According to ISNA, these newborns born in marginalized areas are the result of a combination of urban marginalization, cardboard dwelling, poverty, and widespread addiction that increasingly affects women and children in the country. The number of Iran’s marginalized population has reached 15 million people.

ISNA has reported that there is no determination or mechanism in Iran for treating addicted newborns and preventing pregnancies among addicted women living in cardboard shelters, and according to ISNA, some of these newborns, who do not even have the strength to cry or drink, die in the corners and hallways of government hospitals across the country without support and proper treatment.
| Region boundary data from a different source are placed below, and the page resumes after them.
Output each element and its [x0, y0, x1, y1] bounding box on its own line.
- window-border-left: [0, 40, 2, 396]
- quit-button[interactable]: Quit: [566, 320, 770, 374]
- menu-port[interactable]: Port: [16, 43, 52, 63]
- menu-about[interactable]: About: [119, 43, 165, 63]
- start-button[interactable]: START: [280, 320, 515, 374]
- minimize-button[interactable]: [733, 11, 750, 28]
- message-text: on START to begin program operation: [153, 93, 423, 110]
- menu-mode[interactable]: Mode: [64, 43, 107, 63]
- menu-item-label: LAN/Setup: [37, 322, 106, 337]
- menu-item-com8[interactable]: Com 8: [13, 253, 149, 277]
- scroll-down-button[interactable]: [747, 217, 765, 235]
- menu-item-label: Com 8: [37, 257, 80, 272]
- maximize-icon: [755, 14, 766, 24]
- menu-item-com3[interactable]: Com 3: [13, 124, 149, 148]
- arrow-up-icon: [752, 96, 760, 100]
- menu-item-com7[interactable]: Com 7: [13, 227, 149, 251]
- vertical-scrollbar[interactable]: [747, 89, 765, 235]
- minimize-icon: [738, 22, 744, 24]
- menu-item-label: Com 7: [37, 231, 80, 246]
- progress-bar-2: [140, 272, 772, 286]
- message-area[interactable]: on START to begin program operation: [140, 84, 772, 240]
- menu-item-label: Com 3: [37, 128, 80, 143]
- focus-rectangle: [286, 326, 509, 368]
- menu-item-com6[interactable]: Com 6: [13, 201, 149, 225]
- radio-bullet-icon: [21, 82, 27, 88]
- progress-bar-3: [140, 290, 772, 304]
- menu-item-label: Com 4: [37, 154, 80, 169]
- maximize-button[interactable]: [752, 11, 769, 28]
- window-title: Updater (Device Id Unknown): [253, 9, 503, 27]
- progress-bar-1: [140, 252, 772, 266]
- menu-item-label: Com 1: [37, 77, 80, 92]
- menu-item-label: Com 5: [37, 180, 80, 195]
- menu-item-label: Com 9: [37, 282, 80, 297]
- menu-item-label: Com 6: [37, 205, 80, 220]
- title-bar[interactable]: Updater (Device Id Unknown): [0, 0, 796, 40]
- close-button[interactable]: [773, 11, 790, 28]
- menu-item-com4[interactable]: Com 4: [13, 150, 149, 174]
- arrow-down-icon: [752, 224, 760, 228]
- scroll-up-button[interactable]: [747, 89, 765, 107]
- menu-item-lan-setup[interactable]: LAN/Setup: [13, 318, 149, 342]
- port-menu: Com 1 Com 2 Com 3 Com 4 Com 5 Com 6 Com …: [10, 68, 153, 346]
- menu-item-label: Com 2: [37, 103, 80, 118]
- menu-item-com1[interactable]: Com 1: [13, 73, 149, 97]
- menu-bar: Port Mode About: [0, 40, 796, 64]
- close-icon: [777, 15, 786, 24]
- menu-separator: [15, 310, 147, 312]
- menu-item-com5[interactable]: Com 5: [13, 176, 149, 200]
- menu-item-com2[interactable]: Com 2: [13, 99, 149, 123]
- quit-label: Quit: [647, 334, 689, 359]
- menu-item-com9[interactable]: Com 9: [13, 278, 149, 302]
Sharmin Mimandinejad, a social activist, told ISNA: While 120 addicted newborns are born monthly in Tehran’s slums, the number of child laborers in Iran, who are victims of various harms and infectious diseases, reaches two million people.
This social activist added that the only measure taken by Iranian authorities against the addiction crisis is to execute small-scale drug dealers: people who, due to poverty, unemployment, and ultimately due to the economic inefficiency of an entire system, resort to such criminal activities.

The Deputy Minister of Interior of the Islamic Republic of Iran, in an alarming report about Iran’s social harms, particularly the addiction crisis, directly addressed to Iran’s Supreme Leader, explicitly described the government as ineffective in combating addiction. According to experts, thousands of so-called addiction treatment centers in Iran have themselves become centers for heroin distribution and the expansion of addiction and, in some cases, infectious diseases such as AIDS.